Yine orada konuştuğumuz boya işleri yapan bir işçi ise işin başka bir yönünü yani siyasi baskı krizinin hikâyesini anlatıyor bize. Boya ustası olan bu işçi, BOTAŞ’ta işe girdiğini fakat ‘2008’de bir gözaltına alınmışsın’ denilerek işten çıkarıldığını anlatıyor. Ve sözlerini şöyle bitiriyor aynı boya işçisi “Sadece ekonomik kriz değil bu baskı ortamından dolayı işte 24 Haziran’da gidecekler.”

Burada konuştuğumuz birçok kişi HDP’nin barajı aşacağına inancı tam. Hatta Tekirdağ’daki önemli bir demokrat kesimin de böyle baktığının altı çiziyorlar ve bu baskı ortamını yaratanlara “kaybedecekler” demeyi de unutmuyorlar.

DEMİRTAŞ’IN SELAMI…

Ereğli’deki seçim bürosu açılışından sonraki istikametimiz Çorlu Ergene oluyor. Özellikle sanayinin oluşturduğu çevre kirliliği ile gündemde olan Ergene’de bir iftar yemeğine katılıyoruz Sezai Temelli ile. Temelli de konuşmasında Ergene’nin nasıl talan edildiğine değinerek başlıyor konuşmasına. İftar yemeği, havanın serin olmasına ve dahası yağmur yağma ihtimaline karşın açık havada bir hayli kalabalık geçiyor. Orada da sohbet imkânı yakaladığımız kişilerin ilk dile getirdiği şey anti- demokratik uygulamalar. Özellikle de Selahattin Demirtaş’ın içeride olması. Öte yandan gençleri yoğunlukta olduğu iftarda Sezai Temelli’nin Demirtaş’ın selamını iletmesi dahi coşkunun taşmasına yetiyor.

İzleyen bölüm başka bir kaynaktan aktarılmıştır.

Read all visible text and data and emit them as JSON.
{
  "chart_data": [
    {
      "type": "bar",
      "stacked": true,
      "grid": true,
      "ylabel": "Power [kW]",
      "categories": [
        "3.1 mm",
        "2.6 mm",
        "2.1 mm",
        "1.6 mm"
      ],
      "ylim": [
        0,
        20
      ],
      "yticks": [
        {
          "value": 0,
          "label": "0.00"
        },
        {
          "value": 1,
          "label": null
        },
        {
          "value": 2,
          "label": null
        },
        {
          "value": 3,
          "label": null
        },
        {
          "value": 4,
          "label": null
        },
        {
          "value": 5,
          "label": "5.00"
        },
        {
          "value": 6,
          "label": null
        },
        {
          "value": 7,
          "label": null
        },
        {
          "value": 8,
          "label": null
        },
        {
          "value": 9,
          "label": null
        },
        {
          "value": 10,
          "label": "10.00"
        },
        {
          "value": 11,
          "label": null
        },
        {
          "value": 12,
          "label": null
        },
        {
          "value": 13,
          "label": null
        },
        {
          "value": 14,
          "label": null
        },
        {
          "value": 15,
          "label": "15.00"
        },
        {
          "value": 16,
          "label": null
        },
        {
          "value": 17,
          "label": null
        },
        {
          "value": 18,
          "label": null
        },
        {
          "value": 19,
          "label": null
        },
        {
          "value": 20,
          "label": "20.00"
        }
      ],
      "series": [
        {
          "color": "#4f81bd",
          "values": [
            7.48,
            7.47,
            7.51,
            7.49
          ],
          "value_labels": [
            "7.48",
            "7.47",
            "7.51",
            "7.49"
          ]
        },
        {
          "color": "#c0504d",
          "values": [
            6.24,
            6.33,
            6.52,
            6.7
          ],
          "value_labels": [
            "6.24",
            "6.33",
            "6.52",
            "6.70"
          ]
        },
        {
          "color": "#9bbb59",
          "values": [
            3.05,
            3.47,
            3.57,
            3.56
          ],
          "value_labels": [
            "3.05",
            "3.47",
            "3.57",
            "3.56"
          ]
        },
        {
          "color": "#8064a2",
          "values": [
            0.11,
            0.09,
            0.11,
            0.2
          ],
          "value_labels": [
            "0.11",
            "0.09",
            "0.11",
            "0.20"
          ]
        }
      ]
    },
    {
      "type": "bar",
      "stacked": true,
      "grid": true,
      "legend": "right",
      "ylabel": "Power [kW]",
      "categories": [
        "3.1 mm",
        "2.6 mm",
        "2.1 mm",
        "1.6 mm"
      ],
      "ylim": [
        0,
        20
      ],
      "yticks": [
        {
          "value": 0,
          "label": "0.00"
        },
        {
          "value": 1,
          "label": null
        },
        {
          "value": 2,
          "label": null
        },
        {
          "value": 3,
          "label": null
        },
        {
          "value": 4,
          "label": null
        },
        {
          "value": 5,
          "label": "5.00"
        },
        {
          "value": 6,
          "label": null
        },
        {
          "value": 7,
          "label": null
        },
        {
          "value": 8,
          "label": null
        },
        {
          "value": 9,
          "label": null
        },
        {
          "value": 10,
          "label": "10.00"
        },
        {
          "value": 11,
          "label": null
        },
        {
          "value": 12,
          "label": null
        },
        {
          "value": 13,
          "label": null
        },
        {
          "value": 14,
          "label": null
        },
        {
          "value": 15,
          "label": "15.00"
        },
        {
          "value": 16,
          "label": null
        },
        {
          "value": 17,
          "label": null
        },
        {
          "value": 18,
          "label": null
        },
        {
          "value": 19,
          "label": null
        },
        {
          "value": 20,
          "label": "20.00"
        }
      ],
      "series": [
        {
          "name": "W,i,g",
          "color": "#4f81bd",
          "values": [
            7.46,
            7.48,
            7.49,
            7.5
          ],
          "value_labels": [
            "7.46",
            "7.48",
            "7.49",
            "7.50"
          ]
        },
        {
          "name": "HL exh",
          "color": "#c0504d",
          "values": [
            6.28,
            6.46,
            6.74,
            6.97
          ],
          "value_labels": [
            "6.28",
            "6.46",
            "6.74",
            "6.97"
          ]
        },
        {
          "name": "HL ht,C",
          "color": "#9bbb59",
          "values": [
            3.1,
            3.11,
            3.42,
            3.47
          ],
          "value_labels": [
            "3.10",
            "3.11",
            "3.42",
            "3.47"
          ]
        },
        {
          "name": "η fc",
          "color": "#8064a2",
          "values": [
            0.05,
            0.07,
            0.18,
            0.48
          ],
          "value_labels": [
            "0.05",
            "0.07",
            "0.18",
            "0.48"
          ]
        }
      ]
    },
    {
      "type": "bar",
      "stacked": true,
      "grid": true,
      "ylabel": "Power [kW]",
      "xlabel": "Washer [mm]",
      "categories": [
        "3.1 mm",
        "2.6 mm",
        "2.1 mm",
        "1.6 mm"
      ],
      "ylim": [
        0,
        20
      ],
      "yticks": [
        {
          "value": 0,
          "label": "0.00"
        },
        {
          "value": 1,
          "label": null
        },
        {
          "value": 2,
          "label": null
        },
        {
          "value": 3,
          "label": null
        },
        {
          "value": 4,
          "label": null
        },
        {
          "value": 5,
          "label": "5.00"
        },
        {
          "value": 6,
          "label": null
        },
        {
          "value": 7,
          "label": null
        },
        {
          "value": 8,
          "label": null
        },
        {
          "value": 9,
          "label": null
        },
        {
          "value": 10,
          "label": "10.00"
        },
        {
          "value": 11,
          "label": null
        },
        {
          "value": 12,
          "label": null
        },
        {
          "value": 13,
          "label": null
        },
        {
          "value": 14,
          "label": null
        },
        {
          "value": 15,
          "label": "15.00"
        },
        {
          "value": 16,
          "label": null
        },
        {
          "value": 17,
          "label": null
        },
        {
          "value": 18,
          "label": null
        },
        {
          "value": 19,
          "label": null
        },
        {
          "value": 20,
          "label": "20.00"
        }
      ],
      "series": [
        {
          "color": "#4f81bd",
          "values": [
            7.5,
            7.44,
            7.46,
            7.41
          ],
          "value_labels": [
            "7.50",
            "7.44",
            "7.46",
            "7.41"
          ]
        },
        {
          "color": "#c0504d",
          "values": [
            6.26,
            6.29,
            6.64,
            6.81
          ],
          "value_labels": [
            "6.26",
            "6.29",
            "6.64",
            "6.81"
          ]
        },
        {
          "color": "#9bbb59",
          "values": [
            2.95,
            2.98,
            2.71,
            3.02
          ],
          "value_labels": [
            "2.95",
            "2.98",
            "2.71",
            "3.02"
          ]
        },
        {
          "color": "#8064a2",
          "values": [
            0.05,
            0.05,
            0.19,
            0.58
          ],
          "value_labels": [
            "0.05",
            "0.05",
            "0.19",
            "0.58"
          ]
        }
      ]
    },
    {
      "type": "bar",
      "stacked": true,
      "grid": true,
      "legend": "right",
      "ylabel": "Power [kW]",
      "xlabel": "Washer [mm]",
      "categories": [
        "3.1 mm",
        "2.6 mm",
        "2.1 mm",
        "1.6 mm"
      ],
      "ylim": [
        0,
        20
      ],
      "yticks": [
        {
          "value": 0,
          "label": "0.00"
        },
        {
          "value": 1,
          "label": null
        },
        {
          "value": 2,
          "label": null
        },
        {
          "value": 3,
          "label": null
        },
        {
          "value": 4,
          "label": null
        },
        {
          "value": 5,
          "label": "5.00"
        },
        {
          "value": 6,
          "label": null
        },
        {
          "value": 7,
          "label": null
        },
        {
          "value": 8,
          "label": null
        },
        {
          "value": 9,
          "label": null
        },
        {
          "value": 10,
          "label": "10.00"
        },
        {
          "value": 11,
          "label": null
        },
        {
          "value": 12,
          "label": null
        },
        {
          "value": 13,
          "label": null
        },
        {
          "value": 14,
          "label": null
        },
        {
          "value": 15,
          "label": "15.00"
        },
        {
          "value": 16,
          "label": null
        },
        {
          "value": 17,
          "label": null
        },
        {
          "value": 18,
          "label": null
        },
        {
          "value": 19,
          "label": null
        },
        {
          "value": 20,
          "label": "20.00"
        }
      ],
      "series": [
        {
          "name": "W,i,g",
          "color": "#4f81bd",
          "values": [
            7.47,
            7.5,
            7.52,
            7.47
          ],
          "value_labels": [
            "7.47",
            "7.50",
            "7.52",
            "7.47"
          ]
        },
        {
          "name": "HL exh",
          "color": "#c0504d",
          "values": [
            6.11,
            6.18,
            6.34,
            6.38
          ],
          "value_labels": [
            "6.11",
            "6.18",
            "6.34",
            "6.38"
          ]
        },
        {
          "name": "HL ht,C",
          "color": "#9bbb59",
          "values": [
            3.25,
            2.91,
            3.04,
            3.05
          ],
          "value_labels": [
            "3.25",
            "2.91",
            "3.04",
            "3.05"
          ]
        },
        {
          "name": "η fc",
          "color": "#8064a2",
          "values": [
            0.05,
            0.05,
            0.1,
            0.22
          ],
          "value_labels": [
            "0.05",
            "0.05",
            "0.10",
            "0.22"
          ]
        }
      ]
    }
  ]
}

Ereğli’de de Ergene’de de tüm partilerin sokakları seçim coşkusuyla doldurduğunu söylemek pek mümkün değil. Hem Ramazan ayı hem de seçim çalışmalarının henüz yoğunlaşması, sokağı çok fazla hareketlendirmemiş; lakin şimdilik HDP kitlesinin en küçük etkinlikten büyüğüne kadar heyecanlı olduğunu söylemek mümkün.